I hope that it is apparent that there is a common theme running through these projects: they are meant to support each other whilst each has its own character.

It is important in this context to draw attention to the latest accounts of Tax Research LLP, which cover the year to March 2021, which have now been put on the web.

In the spring of 2020 virtually all of my identified income streams disappeared as Covid became an issue. With the encouragement of the Joffe Trust, who basically made it a condition of funding of a grant at that time, I asked for donations to support the work I was doing when I had no idea where other work might come from.

As the accounts of Tax Research LLP show, other work did come back into play to an extent that was bigger than I expected, and the Corporate Accountability Network also attracted grants that paid me a salary. That said, the biggest single source of income for Tax Research LLP last year was donations. As I note in the accounts:

In April 2020 it looked as if there might be remarkably little income in the following year within Tax Research LLP. An application was made as a result for funding from the Joffe Charitable Trust for work on a project called Tax After Coronavirus (TACs). This resulted in a grant of £7,500 and the publication of research into a range of options for alternative methods of taxing wealth, in particular, after the crisis was over. Some are summarised here: http://taxresearch.org.uk/Wiki/2020/05/11/tax-after-coronavirus-tacs/.

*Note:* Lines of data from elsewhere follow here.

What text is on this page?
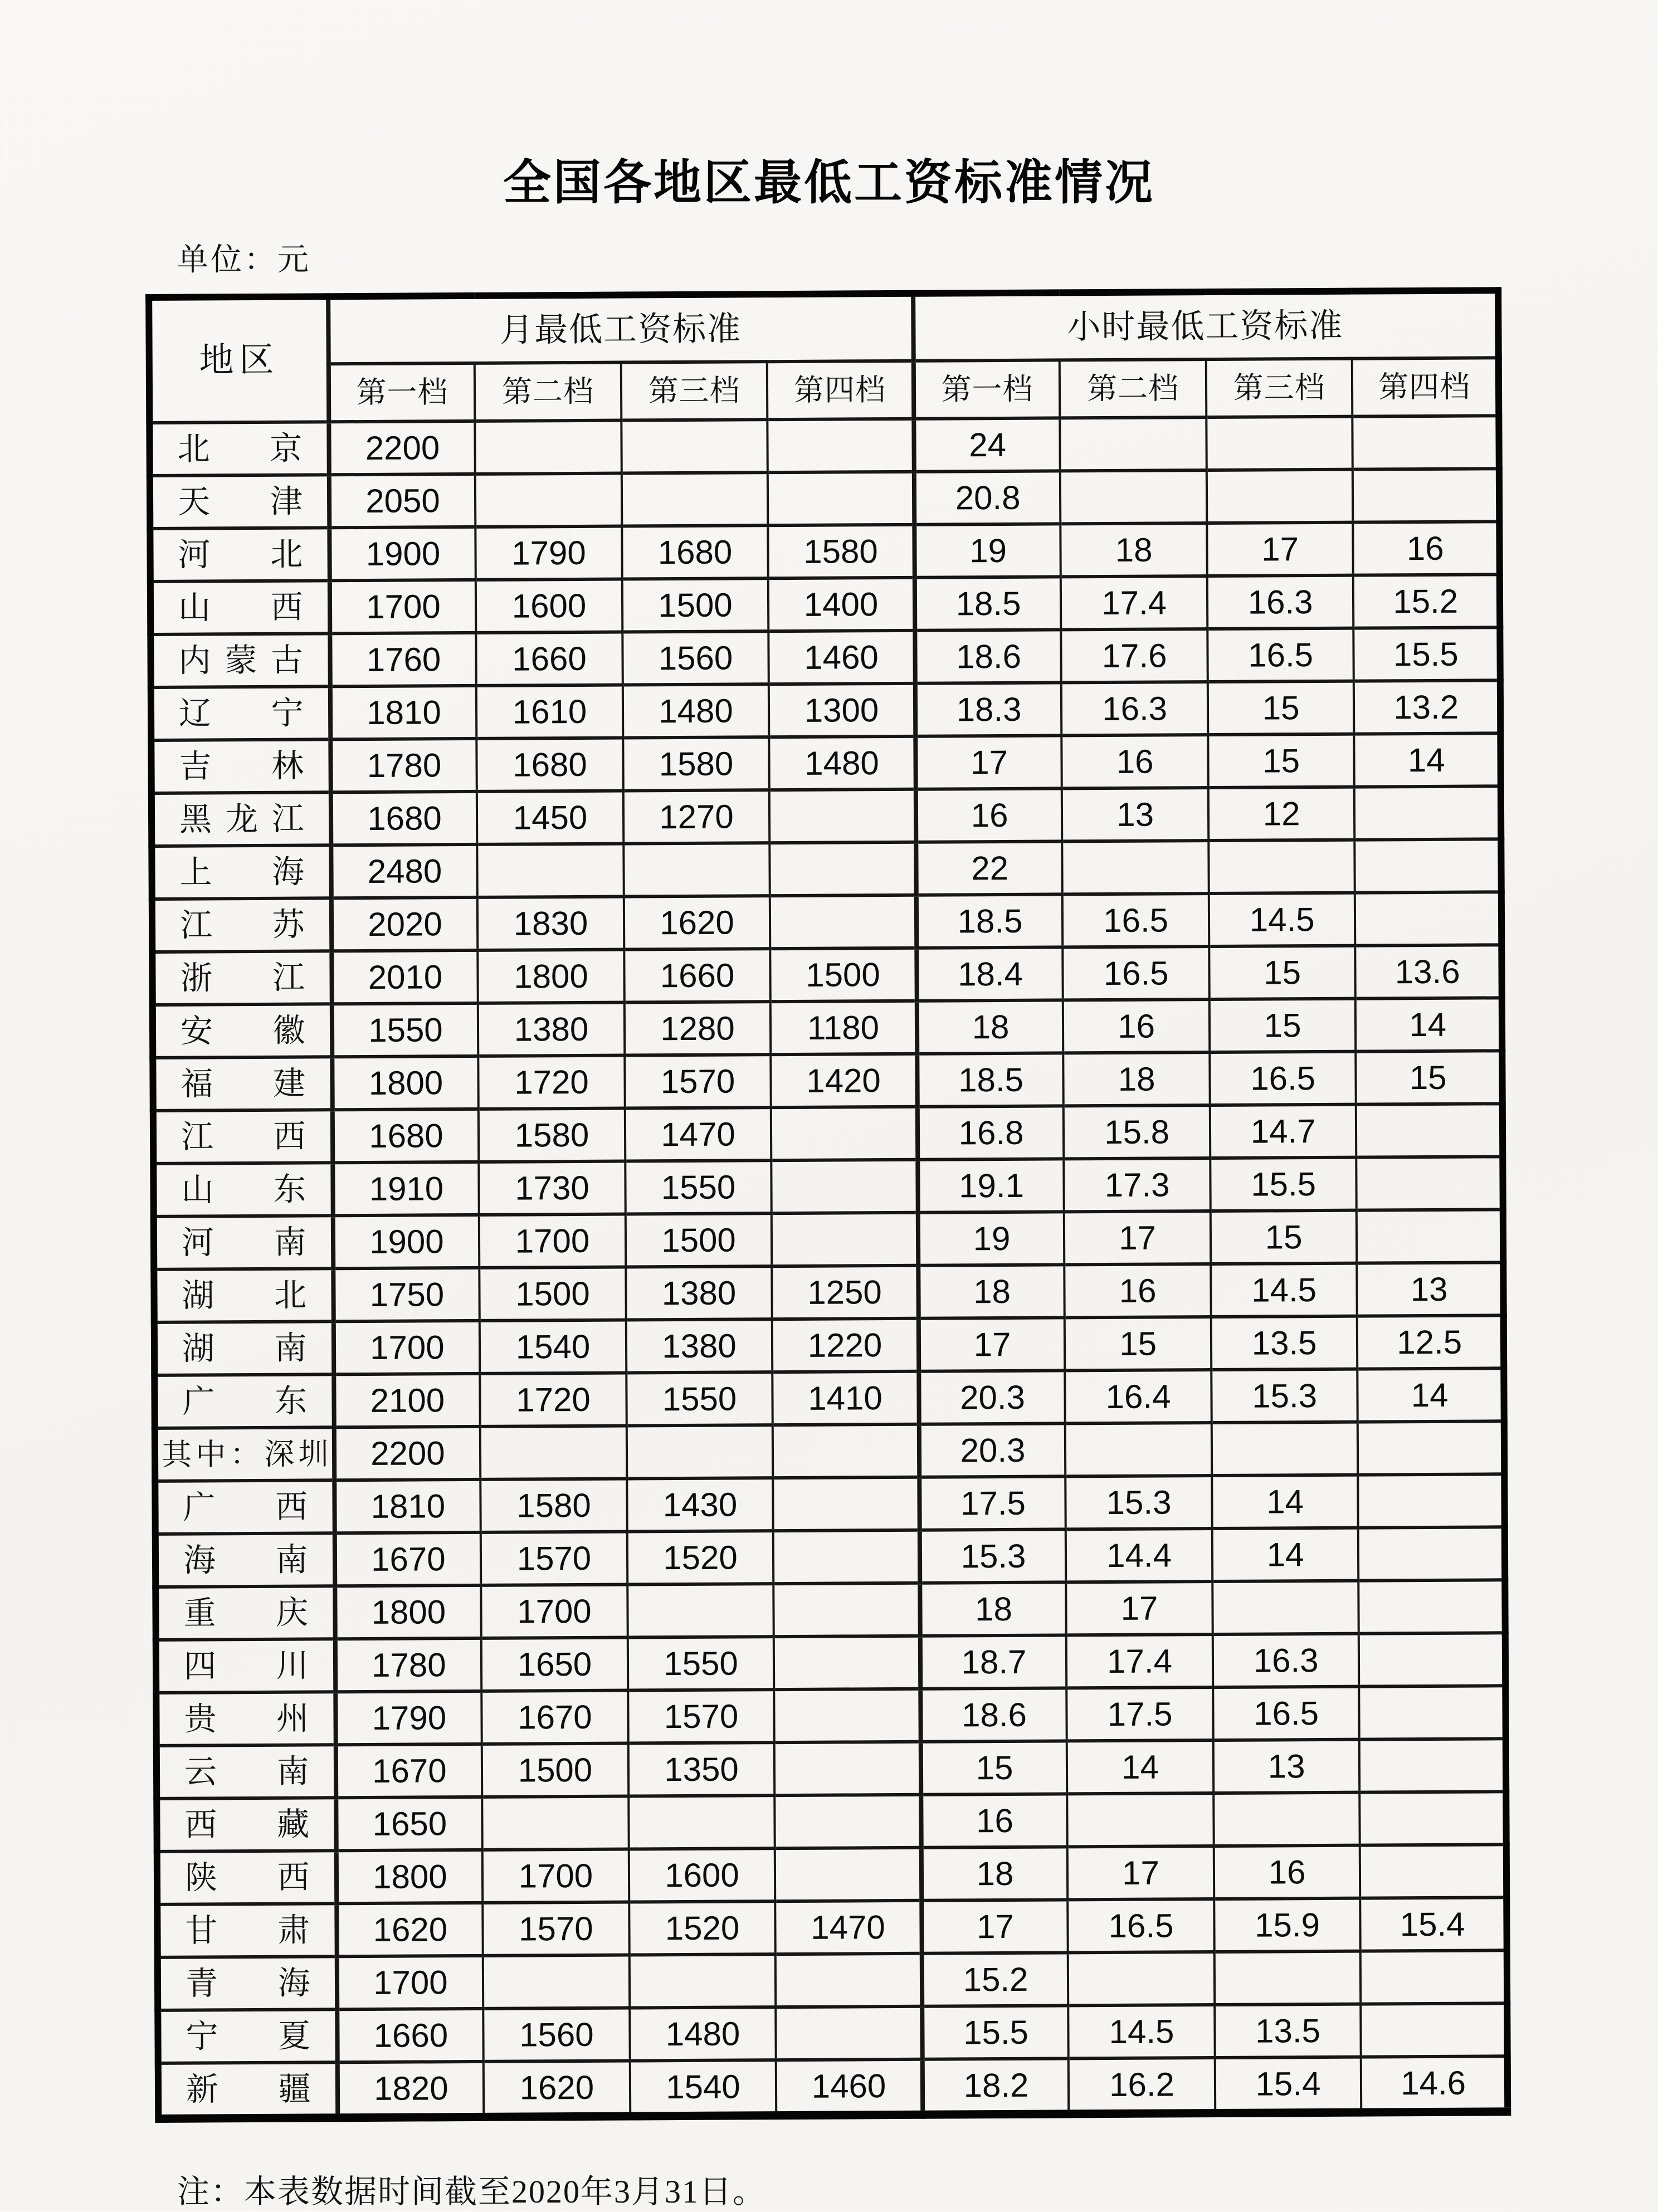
全国各地区最低工资标准情况
单位：元
地区	月最低工资标准				小时最低工资标准			
	第一档	第二档	第三档	第四档	第一档	第二档	第三档	第四档

北 京	2200				24			

天 津	2050				20.8			

河 北	1900	1790	1680	1580	19	18	17	16

山 西	1700	1600	1500	1400	18.5	17.4	16.3	15.2

内 蒙 古	1760	1660	1560	1460	18.6	17.6	16.5	15.5

辽 宁	1810	1610	1480	1300	18.3	16.3	15	13.2

吉 林	1780	1680	1580	1480	17	16	15	14

黑 龙 江	1680	1450	1270		16	13	12	

上 海	2480				22			

江 苏	2020	1830	1620		18.5	16.5	14.5	

浙 江	2010	1800	1660	1500	18.4	16.5	15	13.6

安 徽	1550	1380	1280	1180	18	16	15	14

福 建	1800	1720	1570	1420	18.5	18	16.5	15

江 西	1680	1580	1470		16.8	15.8	14.7	

山 东	1910	1730	1550		19.1	17.3	15.5	

河 南	1900	1700	1500		19	17	15	

湖 北	1750	1500	1380	1250	18	16	14.5	13

湖 南	1700	1540	1380	1220	17	15	13.5	12.5

广 东	2100	1720	1550	1410	20.3	16.4	15.3	14

其 中 ： 深 圳	2200				20.3			

广 西	1810	1580	1430		17.5	15.3	14	

海 南	1670	1570	1520		15.3	14.4	14	

重 庆	1800	1700			18	17		

四 川	1780	1650	1550		18.7	17.4	16.3	

贵 州	1790	1670	1570		18.6	17.5	16.5	

云 南	1670	1500	1350		15	14	13	

西 藏	1650				16			

陕 西	1800	1700	1600		18	17	16	

甘 肃	1620	1570	1520	1470	17	16.5	15.9	15.4

青 海	1700				15.2			

宁 夏	1660	1560	1480		15.5	14.5	13.5	

新 疆	1820	1620	1540	1460	18.2	16.2	15.4	14.6
注：本表数据时间截至2020年3月31日。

The Joffe Charitable Trust declined to provide further funding, suggesting that they thought donations could be sought from readers of the Tax Research UK blog. This blog had its best ever year in 2020, being read more than 3 million times. An appeal was launched as a result. In total £12,737 was donated as a result. Thanks are offered to all who provided support. It has been very much appreciated.

I do now have a note to add. For the first time in some time, I now have secure funding for an extended period. I have greatly appreciated the donations received. But, if anyone now thinks that the time has come to donate to others I would entirely understand that.  I think it only fair that I say so and at the same time offer thanks to all who have donated. The videos and other work that the donations funded will continue.